In a recent interview with Investment Advisor, Harry Markopolos, the securities executive turned investigator who warned the SEC for nearly a decade that Bernie Madoff was a fraud, said the final financial services reform package should do away with off-balance sheet accounting. Financial reform has "to eliminate all use of off-balance sheet accounting--for any use whatsoever. Everything must be on balance sheet," Markopolos told IA. "...We don't know what's hiding offshore at the major firms because they may not be telling us. You need to mandate that reporting so you know where the surprises are... if you're only regulating three miles offshore of the U.S., it's the stuff that's four or more miles offshore that bothers me, and that's where the risks are going to come from. All of sudden they are going to come onto the balance sheet and that's what's going to surprise regulators and the markets."
Markopolos went on to say that he "came from the derivatives world, so I saw the off-balance sheet, offshore dealings first hand, and they are ugly, with hair and warts. Nothing good can come from off-balance sheet transactions."
Geithner and Schapiro's testimony comes during the same week that Senator Christopher Dodd's (D-Connecticut), chairman of the Senate Banking Committee, financial services reform bill may go to the full Senate floor for debate. Dodd and his Republican counterparts on the committee are said to be in negotiations now on the legislation, with ranking GOP member Senator Richard Shelby scheduled to brief Senate Republicans on the status of the negotiations this afternoon, April 21.

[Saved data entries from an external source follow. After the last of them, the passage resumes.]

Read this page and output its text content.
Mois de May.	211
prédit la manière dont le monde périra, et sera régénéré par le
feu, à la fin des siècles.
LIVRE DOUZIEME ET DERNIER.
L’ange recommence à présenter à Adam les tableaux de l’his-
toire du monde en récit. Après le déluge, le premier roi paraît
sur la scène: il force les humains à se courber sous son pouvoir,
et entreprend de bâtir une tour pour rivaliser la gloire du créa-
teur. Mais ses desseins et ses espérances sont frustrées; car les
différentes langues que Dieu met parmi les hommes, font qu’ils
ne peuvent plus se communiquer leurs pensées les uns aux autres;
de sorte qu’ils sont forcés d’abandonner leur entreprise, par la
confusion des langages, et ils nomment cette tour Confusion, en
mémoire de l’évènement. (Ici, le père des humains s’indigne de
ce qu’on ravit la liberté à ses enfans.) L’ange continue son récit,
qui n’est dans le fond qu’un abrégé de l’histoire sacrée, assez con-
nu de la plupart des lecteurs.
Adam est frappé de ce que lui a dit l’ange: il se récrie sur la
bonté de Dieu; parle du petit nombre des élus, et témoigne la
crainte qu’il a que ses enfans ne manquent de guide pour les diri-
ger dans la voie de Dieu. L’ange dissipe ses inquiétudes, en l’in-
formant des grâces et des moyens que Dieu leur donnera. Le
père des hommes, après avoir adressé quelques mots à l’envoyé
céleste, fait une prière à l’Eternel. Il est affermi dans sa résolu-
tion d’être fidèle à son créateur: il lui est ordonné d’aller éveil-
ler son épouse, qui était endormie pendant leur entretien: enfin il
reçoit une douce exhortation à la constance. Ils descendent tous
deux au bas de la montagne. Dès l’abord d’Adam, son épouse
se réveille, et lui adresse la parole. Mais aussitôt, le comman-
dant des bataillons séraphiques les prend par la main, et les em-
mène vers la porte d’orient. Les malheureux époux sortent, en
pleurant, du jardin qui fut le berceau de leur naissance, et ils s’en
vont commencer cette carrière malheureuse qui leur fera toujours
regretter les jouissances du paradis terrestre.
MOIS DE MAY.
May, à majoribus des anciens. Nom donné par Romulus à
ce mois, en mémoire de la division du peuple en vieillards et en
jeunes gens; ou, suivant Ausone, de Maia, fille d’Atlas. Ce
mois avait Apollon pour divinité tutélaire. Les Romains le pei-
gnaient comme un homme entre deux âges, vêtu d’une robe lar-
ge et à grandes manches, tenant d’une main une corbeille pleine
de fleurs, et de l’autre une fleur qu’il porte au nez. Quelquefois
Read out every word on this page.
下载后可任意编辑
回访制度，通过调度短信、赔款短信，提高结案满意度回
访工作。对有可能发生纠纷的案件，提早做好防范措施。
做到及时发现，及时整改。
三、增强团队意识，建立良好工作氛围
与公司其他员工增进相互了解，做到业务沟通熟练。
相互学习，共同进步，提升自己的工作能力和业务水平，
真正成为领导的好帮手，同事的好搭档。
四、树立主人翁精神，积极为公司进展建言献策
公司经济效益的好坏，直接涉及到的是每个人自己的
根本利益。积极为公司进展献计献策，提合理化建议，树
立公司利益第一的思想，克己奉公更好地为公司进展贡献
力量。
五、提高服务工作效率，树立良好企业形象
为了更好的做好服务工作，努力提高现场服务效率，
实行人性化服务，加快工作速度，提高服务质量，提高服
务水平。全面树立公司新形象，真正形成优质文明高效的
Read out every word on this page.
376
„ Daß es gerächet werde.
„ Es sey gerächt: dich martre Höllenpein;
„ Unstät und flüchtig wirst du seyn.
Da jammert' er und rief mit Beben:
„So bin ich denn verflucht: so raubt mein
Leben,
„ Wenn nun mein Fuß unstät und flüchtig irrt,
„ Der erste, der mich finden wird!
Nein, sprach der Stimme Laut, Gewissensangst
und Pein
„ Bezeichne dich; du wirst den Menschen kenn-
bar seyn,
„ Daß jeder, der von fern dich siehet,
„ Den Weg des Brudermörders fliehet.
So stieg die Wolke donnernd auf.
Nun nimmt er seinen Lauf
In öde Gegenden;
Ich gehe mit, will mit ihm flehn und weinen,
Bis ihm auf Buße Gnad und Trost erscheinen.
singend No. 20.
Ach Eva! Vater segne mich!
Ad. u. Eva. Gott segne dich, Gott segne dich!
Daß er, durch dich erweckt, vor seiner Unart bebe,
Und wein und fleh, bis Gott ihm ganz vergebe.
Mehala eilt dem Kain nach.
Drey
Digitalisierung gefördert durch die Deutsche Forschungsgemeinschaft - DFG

Schapiro said the Lehman failure, "both individually and within the context of the broader financial crisis, sheds light on many interconnected and mutually reinforcing causes that contributed to the failure of many major financial institutions, both bank and non-bank." Those failures included, she said in her testimony, "Irresponsible lending practices, which were facilitated by a securitization process that originally was viewed as a risk reduction mechanism; excessive reliance on credit ratings by investors; a wide-spread view that markets were almost always self-correcting and an inadequate appreciation of the risks of deregulation that, in some areas, resulted in weaker standards and regulatory gaps; and the proliferation of complex financial products, including derivatives."